Exactly! That is their business model to come out on top. However, if they make a company more successful, the more they come out on top! Their business model is based on providing companies with an infusion of cash so they can survive and thrive.
They want the companies to succeed! The two recent examples that the left and certain unstable members of Freerepublic are screaming about failed because of a Union Strike theat caused the company to shutter its doors and a whole industry failing. Both events out of their hands.
If Bain had a choice they would have wanted these companies to succeed to collect more profits from their risky investment. They would be stupid to not take advantage of Government subsidies freely offered and not to demand a return on their extremely risky investment in failing companies. Does anyone sane person believe without demanding a return on their investment any venture capitalist would supply the needed capital needed to a dying company?
Arg... next time I might proofread.
I haven't seen any account of union strike company, so I have no comment on that. To what extent Bain may have failed in due diligence ahd so did not foresee union troubles or to what extent they merely overestimated their ability to deal with the union, I don't know.
So why was Bain making "extremely risky" (your term) investments only justified to them by the promise of gov't subsidies? The problem with government subsidies is that they tend to be ill-thought-out or precisely designed to reward the politically connected -- or both. Also, the gov't is playing (as usual) with other people's (i.e., taxpayers') money.
I don't think a tunnel-vision approach to making money at whatever cost to others (or to the economy or to the country for that matter) is a conservative value, else FR would be celebrating and praising George Soros, instead of condemning him.
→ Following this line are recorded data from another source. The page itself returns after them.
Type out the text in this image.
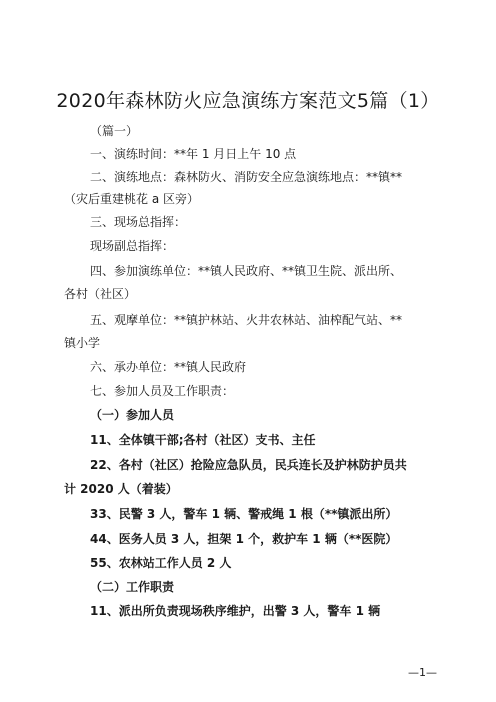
2020年森林防火应急演练方案范文5篇（1）
（篇一）
一、演练时间：**年 1 月日上午 10 点
二、演练地点：森林防火、消防安全应急演练地点：**镇**
（灾后重建桃花 a 区旁）
三、现场总指挥：
现场副总指挥：
四、参加演练单位：**镇人民政府、**镇卫生院、派出所、
各村（社区）
五、观摩单位：**镇护林站、火井农林站、油榨配气站、**
镇小学
六、承办单位：**镇人民政府
七、参加人员及工作职责：
（一）参加人员
11、全体镇干部;各村（社区）支书、主任
22、各村（社区）抢险应急队员，民兵连长及护林防护员共
计 2020 人（着装）
33、民警 3 人，警车 1 辆、警戒绳 1 根（**镇派出所）
44、医务人员 3 人，担架 1 个，救护车 1 辆（**医院）
55、农林站工作人员 2 人
（二）工作职责
11、派出所负责现场秩序维护，出警 3 人，警车 1 辆
—1—
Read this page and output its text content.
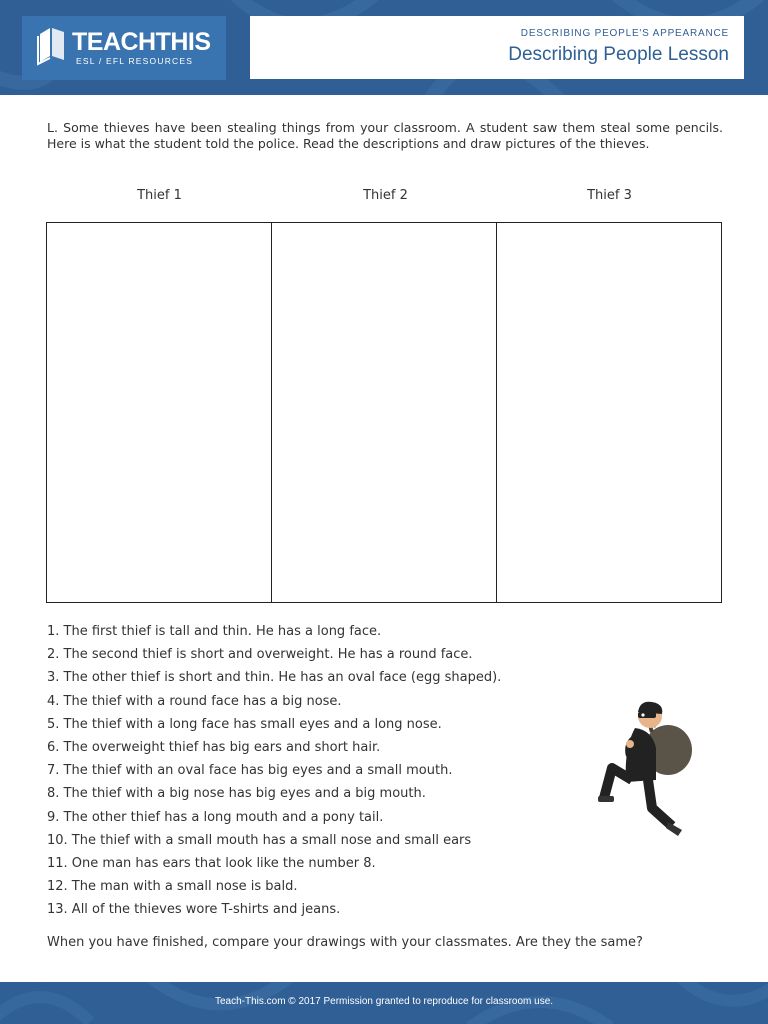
TEACHTHIS
ESL / EFL RESOURCES
DESCRIBING PEOPLE'S APPEARANCE
Describing People Lesson
L. Some thieves have been stealing things from your classroom. A student saw them steal some pencils. Here is what the student told the police. Read the descriptions and draw pictures of the thieves.
Thief 1	Thief 2	Thief 3
1. The first thief is tall and thin. He has a long face.
2. The second thief is short and overweight. He has a round face.
3. The other thief is short and thin. He has an oval face (egg shaped).
4. The thief with a round face has a big nose.
5. The thief with a long face has small eyes and a long nose.
6. The overweight thief has big ears and short hair.
7. The thief with an oval face has big eyes and a small mouth.
8. The thief with a big nose has big eyes and a big mouth.
9. The other thief has a long mouth and a pony tail.
10. The thief with a small mouth has a small nose and small ears
11. One man has ears that look like the number 8.
12. The man with a small nose is bald.
13. All of the thieves wore T-shirts and jeans.
When you have finished, compare your drawings with your classmates. Are they the same?
Teach-This.com © 2017 Permission granted to reproduce for classroom use.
Demanding a return is different than guaranteeing a return. People buy stocks all the time and they don't know whether they will lose or make money on the deal. It's called risk. It's called the free market. Rigging up your deals so that you will get bailed out by insurance, banks, the taxpayer or the workers' pension funds whether the company makes money or loses money or not isn't the free market, it's socialism and subsidization. If you want to make the argument that PE firms should be subsidized in this way because they are that important, then go ahead. But it doesn't show that Bain is an honorable business or one that succeeded on its own merits. It's essentially just another government-backed entity like Fannie or Freddie.